Lo que cuelga de las paredes, con la curaduría exquisita de Gabriel Díaz, que estuvo a cargo del montaje y diseño de la muestra (Arte x Arte, Lavalleja 1062, hasta el 22 de diciembre), son reproducciones y ampliaciones, los originales quedaron en manos de sus dueños. «Cuando nos encontramos con la imagen en papel es el pequeño tesoro, es un momento muy lindo, las fotos arriba de la mesa, el recuerdo único», apunta Felipe.
El trabajo sigue porque saben que hay más fotos, e incluso algunas estarían en manos de ingleses. «El impulso inicial fue el impacto fotográfico, sentirnos conmovidos e interpelados por la edad de los chicos, y nos fuimos dando cuenta de que es un archivo histórico con un material único sobre lo que implica una guerra –señala Felipe–. Están ellos pero también está su mirada, como la foto desde la ventanilla del avión, es el soldado fotografiado y también ver qué miraban ellos, los paisajes, los helicópteros, los detenidos, la radio, la cocina de campaña, el fuego al pie de la trinchera», dice emocionado. Y agrega: «Nos abrió otra ventana que no estaba, una ventana con una aproximación distinta y muy genuina, diferente al imaginario de Malvinas blanco y negro, y las mismas diez fotos de siempre».

Un nuevo imaginario
Para Sandstede «es impresionante que esto haya estado tantos años guardado como recuerdo y tesoro personal, y ahora dialoga con las demás fotos y conforman ese nuevo imaginario sobre un tema doloroso y difícil. Esto habilita otra mirada, más liviana y accesible». En esta obra la tragedia aparece, pero sin morbo, a pesar de la mención del suicidio de algunos excombatientes, de las torturas, del hambre que padecieron, como Miguel Galotto, que medía 1,90 y pesaba 38 kilos, fotografiado por el médico Oscar Rojas.
«Sabíamos poco de Malvinas, el hambre, las torturas, que eran chicos, que íbamos ganando y después se perdió, pero no sabíamos nada de cómo se desarrolló lo bélico. Algunos no querían esperar más, pasándola mal decían “que vengan de una vez y nos matamos”. Esa espera fue durante abril y mayo, la mayoría de las fotos son de esos meses, hasta que llegó el primer bombardeo el 1 de mayo. En esos días estaban relajados, como en una aventura, iban con la idea de estar 15 días porque se iba a resolver diplomáticamente, pero los engañaron, y eso aparece», explica Felipe.

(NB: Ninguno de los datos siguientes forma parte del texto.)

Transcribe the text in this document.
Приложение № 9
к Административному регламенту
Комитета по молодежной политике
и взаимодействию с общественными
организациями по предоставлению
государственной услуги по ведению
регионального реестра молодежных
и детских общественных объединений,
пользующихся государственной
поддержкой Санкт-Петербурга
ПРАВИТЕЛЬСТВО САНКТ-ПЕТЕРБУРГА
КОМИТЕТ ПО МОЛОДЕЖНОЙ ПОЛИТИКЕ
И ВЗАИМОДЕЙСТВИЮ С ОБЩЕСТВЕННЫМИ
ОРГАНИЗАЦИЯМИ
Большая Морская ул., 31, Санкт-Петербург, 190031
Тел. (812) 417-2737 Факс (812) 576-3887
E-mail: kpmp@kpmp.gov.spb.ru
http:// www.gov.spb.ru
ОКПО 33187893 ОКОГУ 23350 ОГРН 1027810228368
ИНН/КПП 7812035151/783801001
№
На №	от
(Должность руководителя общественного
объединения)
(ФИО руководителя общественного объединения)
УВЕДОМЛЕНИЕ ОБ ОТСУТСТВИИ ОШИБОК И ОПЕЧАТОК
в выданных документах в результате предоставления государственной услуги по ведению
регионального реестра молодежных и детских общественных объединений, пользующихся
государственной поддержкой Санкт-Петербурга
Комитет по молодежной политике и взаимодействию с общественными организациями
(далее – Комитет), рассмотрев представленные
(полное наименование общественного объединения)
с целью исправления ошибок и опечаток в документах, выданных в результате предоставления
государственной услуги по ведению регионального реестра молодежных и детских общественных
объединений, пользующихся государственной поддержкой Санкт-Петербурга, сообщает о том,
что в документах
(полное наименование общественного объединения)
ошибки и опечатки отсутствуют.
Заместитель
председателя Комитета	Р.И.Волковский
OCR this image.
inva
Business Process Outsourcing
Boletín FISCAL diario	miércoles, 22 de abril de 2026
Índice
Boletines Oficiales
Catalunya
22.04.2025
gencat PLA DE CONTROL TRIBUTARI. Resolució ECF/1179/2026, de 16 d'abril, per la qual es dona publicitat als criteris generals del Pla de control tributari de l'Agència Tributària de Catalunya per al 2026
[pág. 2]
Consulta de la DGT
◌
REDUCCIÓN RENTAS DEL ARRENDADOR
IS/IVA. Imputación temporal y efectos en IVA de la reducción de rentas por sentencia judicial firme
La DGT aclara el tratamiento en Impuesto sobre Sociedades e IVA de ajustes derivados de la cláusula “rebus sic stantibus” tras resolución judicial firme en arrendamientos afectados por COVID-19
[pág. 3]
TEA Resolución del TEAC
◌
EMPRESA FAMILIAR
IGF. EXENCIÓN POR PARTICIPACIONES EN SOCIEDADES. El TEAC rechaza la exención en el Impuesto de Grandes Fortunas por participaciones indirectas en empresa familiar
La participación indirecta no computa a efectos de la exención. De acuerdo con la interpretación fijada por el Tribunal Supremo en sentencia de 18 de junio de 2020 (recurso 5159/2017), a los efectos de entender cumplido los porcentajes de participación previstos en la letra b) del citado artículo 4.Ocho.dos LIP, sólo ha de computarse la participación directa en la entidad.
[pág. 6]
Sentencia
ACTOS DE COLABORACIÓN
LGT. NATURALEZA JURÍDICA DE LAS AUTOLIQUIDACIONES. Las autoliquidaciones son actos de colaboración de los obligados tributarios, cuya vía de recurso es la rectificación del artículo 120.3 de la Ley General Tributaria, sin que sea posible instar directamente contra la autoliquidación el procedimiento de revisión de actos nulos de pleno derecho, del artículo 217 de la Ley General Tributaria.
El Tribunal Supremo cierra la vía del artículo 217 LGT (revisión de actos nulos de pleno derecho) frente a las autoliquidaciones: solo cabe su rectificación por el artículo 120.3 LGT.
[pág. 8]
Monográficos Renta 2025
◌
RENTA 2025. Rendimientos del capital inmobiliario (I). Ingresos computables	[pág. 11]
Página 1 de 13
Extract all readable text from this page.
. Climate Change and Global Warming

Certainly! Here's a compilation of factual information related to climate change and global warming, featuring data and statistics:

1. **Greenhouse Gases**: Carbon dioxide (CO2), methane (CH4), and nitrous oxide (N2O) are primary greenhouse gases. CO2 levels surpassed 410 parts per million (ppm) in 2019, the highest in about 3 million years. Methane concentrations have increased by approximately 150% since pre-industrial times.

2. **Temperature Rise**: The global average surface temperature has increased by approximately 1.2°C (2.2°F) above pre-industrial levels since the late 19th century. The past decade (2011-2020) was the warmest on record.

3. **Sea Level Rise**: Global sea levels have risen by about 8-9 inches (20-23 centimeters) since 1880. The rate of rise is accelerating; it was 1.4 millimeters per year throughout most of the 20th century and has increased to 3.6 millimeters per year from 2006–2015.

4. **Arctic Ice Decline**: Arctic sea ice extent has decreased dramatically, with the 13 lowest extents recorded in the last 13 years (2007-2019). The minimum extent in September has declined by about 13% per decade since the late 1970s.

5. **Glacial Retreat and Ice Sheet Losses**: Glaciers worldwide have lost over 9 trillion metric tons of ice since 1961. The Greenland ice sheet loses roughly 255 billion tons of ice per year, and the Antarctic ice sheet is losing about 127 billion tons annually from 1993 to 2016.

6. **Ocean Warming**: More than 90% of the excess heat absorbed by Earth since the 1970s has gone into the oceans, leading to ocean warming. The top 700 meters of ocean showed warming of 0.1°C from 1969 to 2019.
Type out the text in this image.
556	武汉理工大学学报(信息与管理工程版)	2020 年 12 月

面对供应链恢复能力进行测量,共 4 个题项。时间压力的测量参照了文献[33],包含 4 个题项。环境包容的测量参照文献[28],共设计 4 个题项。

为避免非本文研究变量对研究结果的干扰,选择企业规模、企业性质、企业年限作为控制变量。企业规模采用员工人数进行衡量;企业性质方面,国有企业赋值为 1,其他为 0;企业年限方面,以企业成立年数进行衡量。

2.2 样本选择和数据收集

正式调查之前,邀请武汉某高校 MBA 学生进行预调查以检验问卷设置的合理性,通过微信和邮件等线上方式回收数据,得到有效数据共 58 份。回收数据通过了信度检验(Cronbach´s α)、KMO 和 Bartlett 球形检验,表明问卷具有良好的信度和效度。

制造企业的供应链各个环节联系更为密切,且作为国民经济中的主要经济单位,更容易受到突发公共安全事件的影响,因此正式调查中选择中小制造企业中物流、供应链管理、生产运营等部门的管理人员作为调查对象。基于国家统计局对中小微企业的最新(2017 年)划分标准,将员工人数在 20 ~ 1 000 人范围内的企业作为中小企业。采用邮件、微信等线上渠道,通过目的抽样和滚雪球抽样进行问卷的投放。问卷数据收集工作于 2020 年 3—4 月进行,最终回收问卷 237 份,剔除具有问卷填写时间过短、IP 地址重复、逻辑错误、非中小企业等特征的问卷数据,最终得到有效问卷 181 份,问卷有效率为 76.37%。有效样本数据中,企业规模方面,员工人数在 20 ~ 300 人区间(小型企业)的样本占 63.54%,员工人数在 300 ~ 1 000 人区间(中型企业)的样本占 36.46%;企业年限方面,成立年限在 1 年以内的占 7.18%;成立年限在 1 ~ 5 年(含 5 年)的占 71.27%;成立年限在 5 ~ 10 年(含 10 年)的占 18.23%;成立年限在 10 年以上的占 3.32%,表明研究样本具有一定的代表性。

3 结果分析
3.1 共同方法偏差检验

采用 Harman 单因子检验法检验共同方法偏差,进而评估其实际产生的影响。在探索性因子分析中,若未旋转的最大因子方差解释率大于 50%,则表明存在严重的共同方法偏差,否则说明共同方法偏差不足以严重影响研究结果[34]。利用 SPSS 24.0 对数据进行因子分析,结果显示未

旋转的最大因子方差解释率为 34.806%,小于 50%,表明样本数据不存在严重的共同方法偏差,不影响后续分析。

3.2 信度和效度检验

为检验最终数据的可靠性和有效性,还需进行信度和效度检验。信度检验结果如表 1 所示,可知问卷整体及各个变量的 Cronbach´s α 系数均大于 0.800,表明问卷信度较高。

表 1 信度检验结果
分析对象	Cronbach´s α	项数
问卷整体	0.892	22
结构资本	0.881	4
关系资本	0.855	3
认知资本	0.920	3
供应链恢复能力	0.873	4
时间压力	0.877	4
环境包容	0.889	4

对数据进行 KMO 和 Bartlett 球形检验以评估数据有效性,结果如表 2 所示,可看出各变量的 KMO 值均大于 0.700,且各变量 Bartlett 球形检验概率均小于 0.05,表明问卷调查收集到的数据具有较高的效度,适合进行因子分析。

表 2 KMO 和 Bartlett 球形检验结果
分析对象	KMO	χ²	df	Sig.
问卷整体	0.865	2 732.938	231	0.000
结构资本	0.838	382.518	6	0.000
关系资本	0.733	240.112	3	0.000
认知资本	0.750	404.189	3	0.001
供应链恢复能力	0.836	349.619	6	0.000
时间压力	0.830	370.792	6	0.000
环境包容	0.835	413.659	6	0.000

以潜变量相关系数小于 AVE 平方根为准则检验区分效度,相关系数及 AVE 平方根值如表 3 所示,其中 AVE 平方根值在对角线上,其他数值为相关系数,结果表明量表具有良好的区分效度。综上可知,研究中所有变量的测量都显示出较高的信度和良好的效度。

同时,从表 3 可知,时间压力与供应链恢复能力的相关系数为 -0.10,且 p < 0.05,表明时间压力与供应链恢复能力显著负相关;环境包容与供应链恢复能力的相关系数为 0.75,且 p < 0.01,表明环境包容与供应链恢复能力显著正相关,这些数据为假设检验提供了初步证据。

«Uno se acerca al tema con miedo, los excombatientes tienen una hermandad, pero sentimos que ellos y nosotros como sociedad estamos en una etapa de romper esa barrera, pudimos pasar de su lado y hermanarnos. El sentido del trabajo es que permite empatizar con ellos, entender el ahora y romper esa distancia», agrega Felipe. Algunos de los excombatientes participan de la visita guiada de los sábados, y se dan momentos muy ricos, más allá del aniversario redondo de los 40 años. Lo que ellos cuentan y muestran va delante incluso de los creadores de la muestra y el archivo, es su propia voz. «El texto que acompaña la muestra, de Silvia Pérez Fernández, pone eje en los textuales, lo que ellos cuentan es lo importante», apunta Sandstede.
Ante tanta negación que padecieron los colimbas de Malvinas, cobra particular valor este rescate, este «yo estuve» fotográfico.